La Presse canadienne n’a pas pu joindre immédiatement Zhang au sujet des allégations du Globe and Mail, qui a indiqué mardi qu’il n’avait pas immédiatement répondu à une demande de commentaire. Niu n’a pas non plus pu être joint immédiatement pour un commentaire.
M. Rosenberg, qui a déclaré que les discussions sur le don étaient déjà en cours lorsqu’il a pris ses fonctions, se souvient qu’à l’époque, le Canada avait une relation plus positive, pleine d’espoir et de confiance avec la Chine.
Il a déclaré que la situation a changé depuis lors et que les institutions canadiennes doivent s’interroger sur les motivations de la Chine à s’engager dans de telles relations.
« C’est un environnement différent aujourd’hui », a déclaré M. Rosenberg lors d’une interview.
« Je pense que toutes les institutions canadiennes font preuve de plus de prudence », a-t-il ajouté. « Mais ce n’était pas la situation en 2016 ».
L’ancien haut fonctionnaire a été chargé de rédiger un rapport indépendant récemment publié sur la façon dont un groupe fédéral a surveillé l’ingérence étrangère dans l’élection de 2021.
Il a conclu que le panel créé par le protocole public d’incident électoral critique, qui n’a pas estimé qu’une quelconque ingérence étrangère dans les élections de 2021 ou 2019 avait atteint le seuil permettant d’alerter les Canadiens, a bien fonctionné dans l’ensemble.
Il a toutefois formulé plusieurs recommandations visant à mieux informer les Canadiens de ce que le groupe d’experts considère comme une source d’inquiétude et a demandé instamment que l’on étudie plus avant la possibilité d’abaisser le seuil à partir duquel il faut informer le public des menaces potentielles.
Les conservateurs ont mis en avant le rôle antérieur de Rosenberg à la Fondation Trudeau pour plaider en faveur d’une enquête publique, affirmant que le don de 200 000 $ soulève de « sérieuses questions » sur le fait qu’il ait été « trié sur le volet » par le gouvernement libéral pour rédiger le rapport.
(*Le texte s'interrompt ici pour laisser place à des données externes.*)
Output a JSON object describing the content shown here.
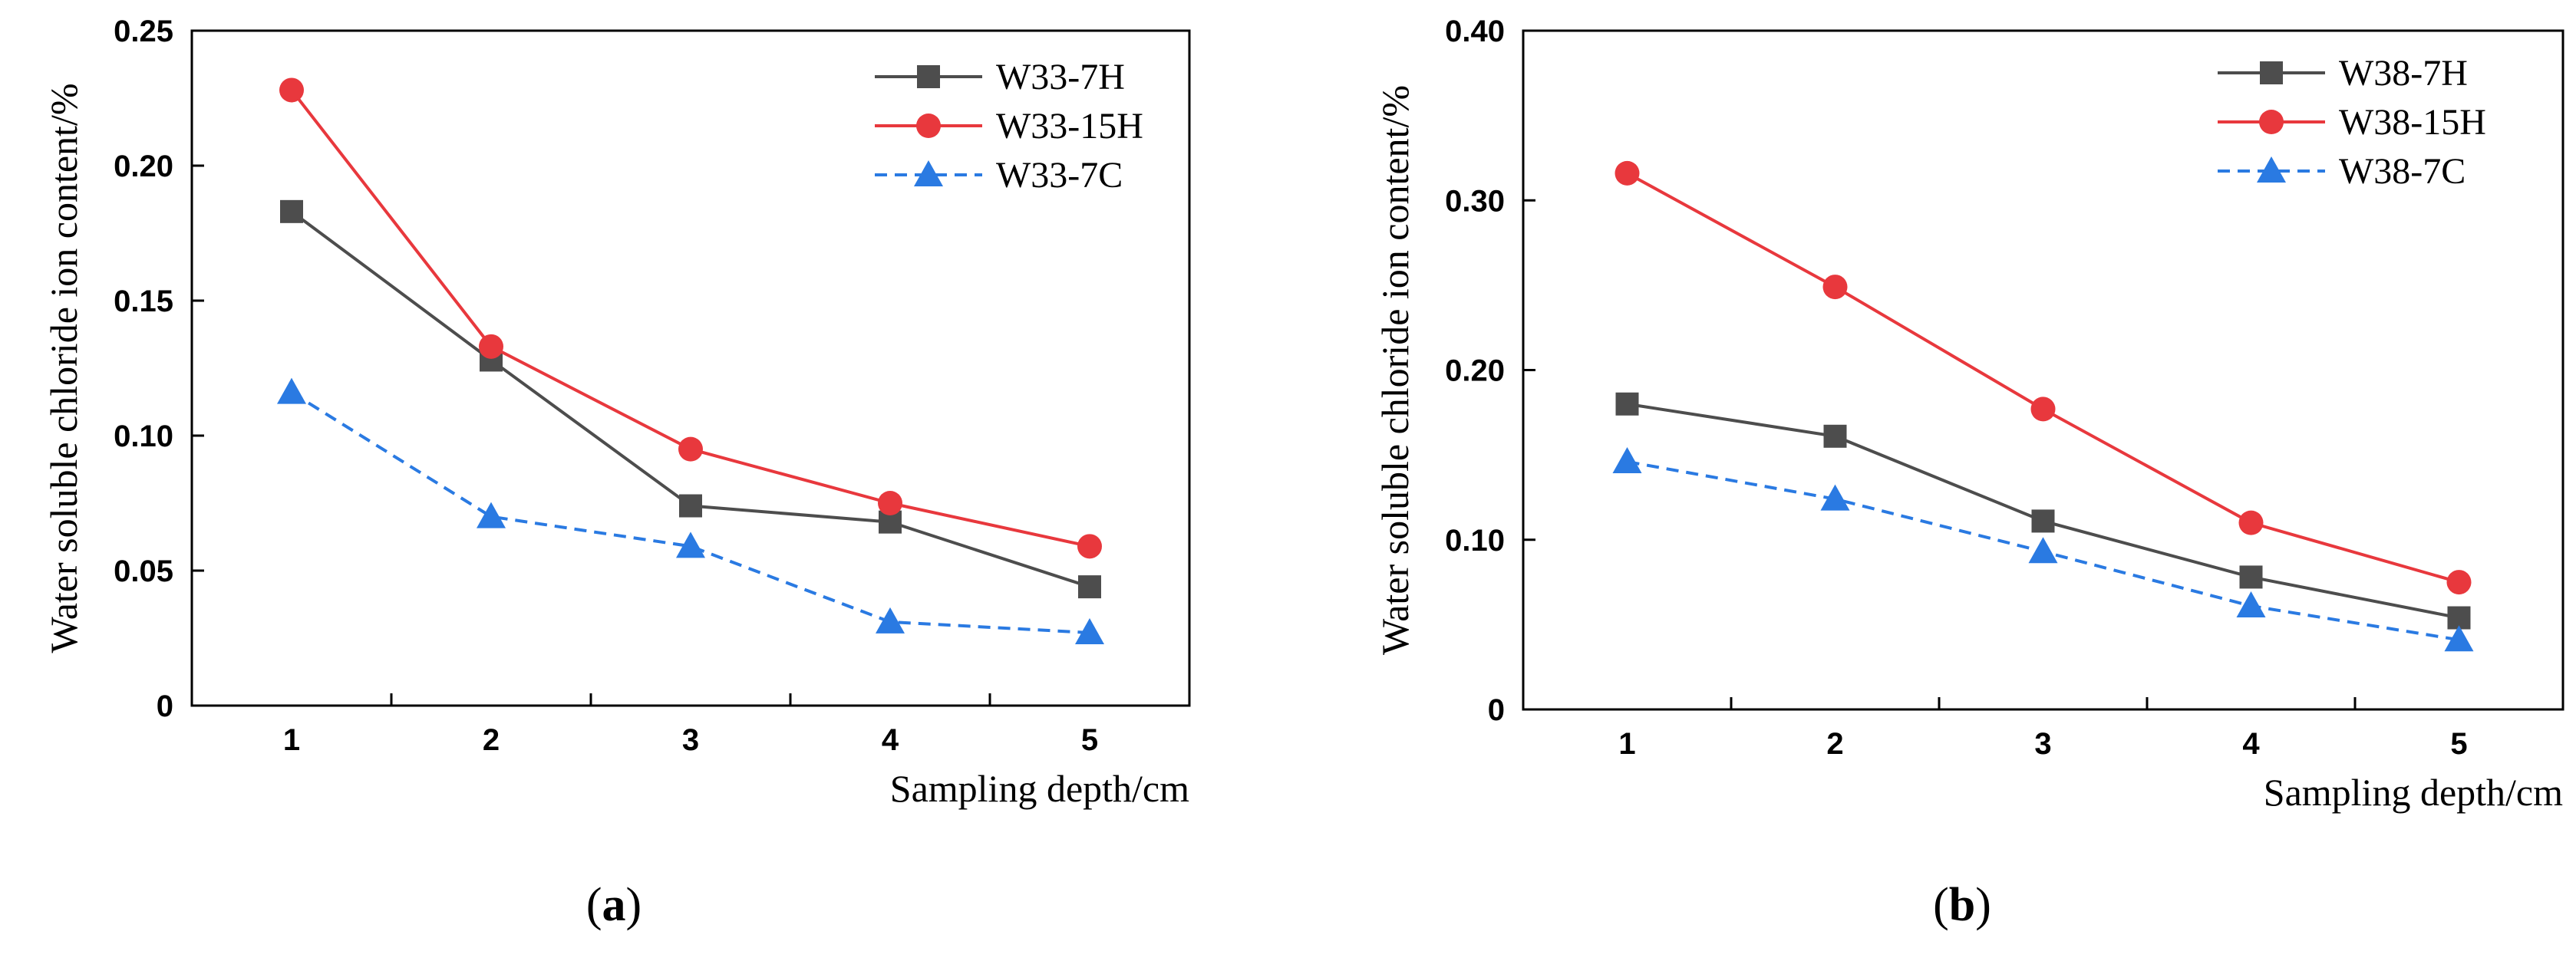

En réponse, Rosenberg a souligné sa longue carrière en tant que fonctionnaire pour les gouvernements conservateur et libéral, y compris un passage de trois ans en tant que sous-ministre des affaires étrangères sous l’ancien premier ministre Stephen Harper.
Le don de 200 000 $, qui faisait partie d’une promesse de don d’un million de dollars qui comprenait également de l’argent pour l’Université de Montréal, a fait l’objet d’un examen minutieux peu après avoir été fait en 2016.
Cela s’explique en partie par le fait que quelques semaines avant que le don ne soit rendu public, Zhang avait participé à une collecte de fonds dans une résidence privée de Toronto. La controverse politique sur les événements dits « cash-for-access » a finalement conduit le parti libéral à instaurer de nouvelles règles de transparence pour les collectes de fonds.
Rosenberg a déclaré dans l’interview qu’il n’était pas au courant que Trudeau assisterait à la collecte de fonds de 2016 avec Zhang.
» Il n’y a pas eu de coordination. C’était une coïncidence », a-t-il déclaré.
Rosenberg a également déclaré qu’il n’a pas de relation personnelle avec Zhang ou Niu et pense les avoir rencontrés « une fois, brièvement » lors d’une cérémonie à l’Université de Montréal.
Ce rapport de La Presse Canadienne a été publié pour la première fois le 2 mars 2023.